At the centre of the description of European rites and beliefs are the traditions of folk culture (e.g., laying out, mourning, unbaptised, stillborn, etc.), along with the relevant dogmas and liturgical prescriptions of Christianity. All this is rounded out by articles on cultural history (e.g., the story of death, ars moriendi, danse macabre) and Christian religious history (e.g., dying saints and martyrs). Cemeteries, tombs, and mausoleums are described from the point of view of art history and archaeology. Under the heading “art history” we also find a historical overview of the art of death.
The question of burial methods appears as one of the key problems of archaeology and the ethnology of religion. The mythological material and the spirit world of European folklore (e.g., ghosts, vampires, or supernatural death messengers) and gods and myths of death appear in this context too. The most important theoretical framework is provided by detailed articles discussing basic religious ethnological concepts: rites of passage, sacrifice, mourning, ancestors, animism, etc. Separate entries discuss the works of some leading researchers relating to death (van Gennep, Robert Hertz, Victor Turner, etc.) The cultural background also includes death-related aspects of literature, art and music.

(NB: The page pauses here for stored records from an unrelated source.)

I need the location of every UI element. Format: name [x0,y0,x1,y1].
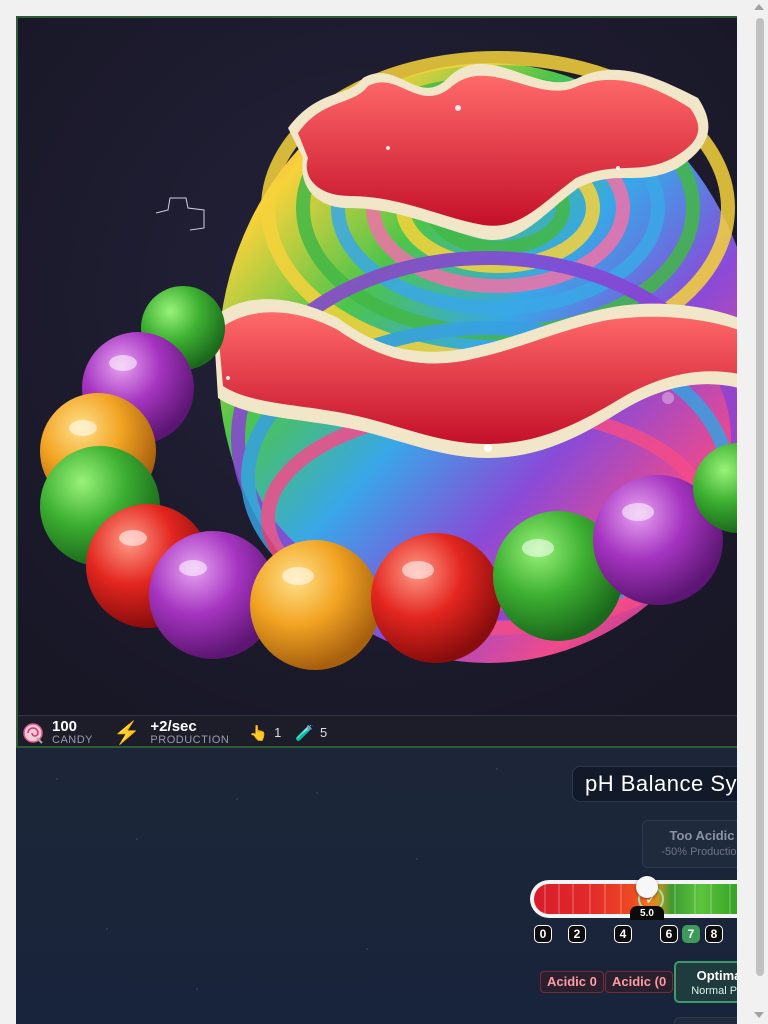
candy-scene[interactable] [18,18,737,718]
ph-tick[interactable]: 0 [534,925,552,943]
scroll-down-icon[interactable] [754,1012,764,1018]
ph-slider-thumb[interactable] [636,876,658,898]
ph-tick[interactable]: 6 [660,925,678,943]
clicks-stat: 👆 1 [249,724,281,742]
production-stat: ⚡ +2/sec PRODUCTION [113,719,229,746]
acidic-chip[interactable]: Acidic (0 [605,971,674,993]
scrollbar-thumb[interactable] [756,18,764,976]
production-label: PRODUCTION [150,734,230,746]
ph-tick-active[interactable]: 7 [682,925,700,943]
potions-count: 5 [319,725,328,740]
ph-title: pH Balance Sy [572,766,737,802]
acidic-chip[interactable]: Acidic 0 [540,971,604,993]
too-acidic-title: Too Acidic [669,828,735,843]
game-canvas[interactable]: 100 CANDY ⚡ +2/sec PRODUCTION 👆 1 🧪 5 [16,16,737,746]
potions-stat: 🧪 5 [295,724,327,742]
optimal-title: Optima [696,968,737,983]
lightning-icon: ⚡ [113,719,141,745]
too-acidic-card: Too Acidic -50% Production [642,820,737,868]
stats-bar: 100 CANDY ⚡ +2/sec PRODUCTION 👆 1 🧪 5 [18,715,737,746]
next-card [674,1017,737,1024]
clicks-count: 1 [274,725,282,740]
scroll-up-icon[interactable] [754,4,764,10]
pointing-hand-icon: 👆 [249,724,269,742]
optimal-card[interactable]: Optima Normal Pro [674,961,737,1003]
optimal-desc: Normal Pro [691,985,737,997]
candy-label: CANDY [52,734,94,746]
production-rate: +2/sec [150,718,197,735]
ph-tick[interactable]: 4 [614,925,632,943]
test-tube-icon: 🧪 [295,724,314,742]
ph-tick[interactable]: 2 [568,925,586,943]
too-acidic-desc: -50% Production [661,846,737,858]
lollipop-icon [23,722,43,744]
ph-panel: pH Balance Sy Too Acidic -50% Production… [16,746,737,1024]
candy-stat: 100 CANDY [22,719,93,746]
ph-value-label: 5.0 [630,906,664,920]
candy-count: 100 [52,718,78,735]
ph-tick[interactable]: 8 [705,925,723,943]
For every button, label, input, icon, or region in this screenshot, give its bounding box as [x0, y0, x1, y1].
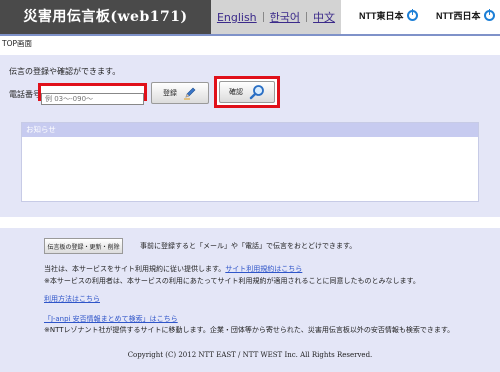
- janpi-link[interactable]: 「J-anpi 安否情報まとめて検索」はこちら: [44, 315, 178, 323]
- lang-korean-link[interactable]: 한국어: [270, 9, 300, 25]
- app-title: 災害用伝言板(web171): [0, 0, 211, 34]
- power-ring-icon: [406, 9, 418, 21]
- usage-link[interactable]: 利用方法はこちら: [44, 295, 100, 303]
- notice-heading: お知らせ: [22, 123, 478, 137]
- notice-box: お知らせ: [21, 122, 479, 202]
- pencil-icon: [184, 87, 196, 100]
- lang-separator: [262, 12, 264, 22]
- janpi-line: 「J-anpi 安否情報まとめて検索」はこちら: [44, 314, 178, 324]
- phone-number-input[interactable]: [41, 93, 144, 105]
- terms-line: 当社は、本サービスをサイト利用規約に従い提供します。サイト利用規約はこちら: [44, 264, 302, 274]
- message-board-register-button[interactable]: 伝言板の登録・更新・削除: [44, 238, 123, 254]
- terms-link[interactable]: サイト利用規約はこちら: [225, 265, 302, 273]
- confirm-button-label: 確認: [229, 88, 243, 96]
- header-divider: [0, 34, 500, 36]
- language-switcher: English 한국어 中文: [211, 0, 341, 34]
- usage-line: 利用方法はこちら: [44, 294, 100, 304]
- copyright: Copyright (C) 2012 NTT EAST / NTT WEST I…: [127, 351, 373, 359]
- magnifier-icon: [249, 85, 264, 100]
- breadcrumb: TOP画面: [2, 39, 33, 48]
- lang-separator: [306, 12, 308, 22]
- power-ring-icon: [483, 9, 495, 21]
- ntt-east-logo-text: NTT東日本: [359, 11, 404, 21]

One of the dilemmas of encyclopaedia editors can be the problem of the general and the particular; that is to say, what should be presented as detailed, individual case studies. Here this problem appears in the choices made about which countries should be presented individually. The somewhat arbitrary choice here fell on English-speaking countries and a few other “big” countries (such as Russia). To some degree the index redresses the balance, since at least in the form of references many countries of the world appear from Egypt to Serbia. Naturally, the group of authors hailing from many different directions could not create a very coherent work, and in places the encyclopaedia is lopsided, with some of the choices seeming arbitrary. However, this general problem of the volume is enlivened by a few apparently illogical digressions and unclassifiable curiosities (e.g., the embalming of holy animals, famous murderers and suicides).
This is a successful encyclopaedia that contains a few subjective choices and at times even a few errors, but is able to answer common questions in an efficient and professional manner in its thanatological articles. Researchers of death will find the volume informative on the most important research questions of the various fields studying death; this is also served by the carefully selected bibliographies (and further reading). The rich and informative illustrations also supplement well the material presented in the text.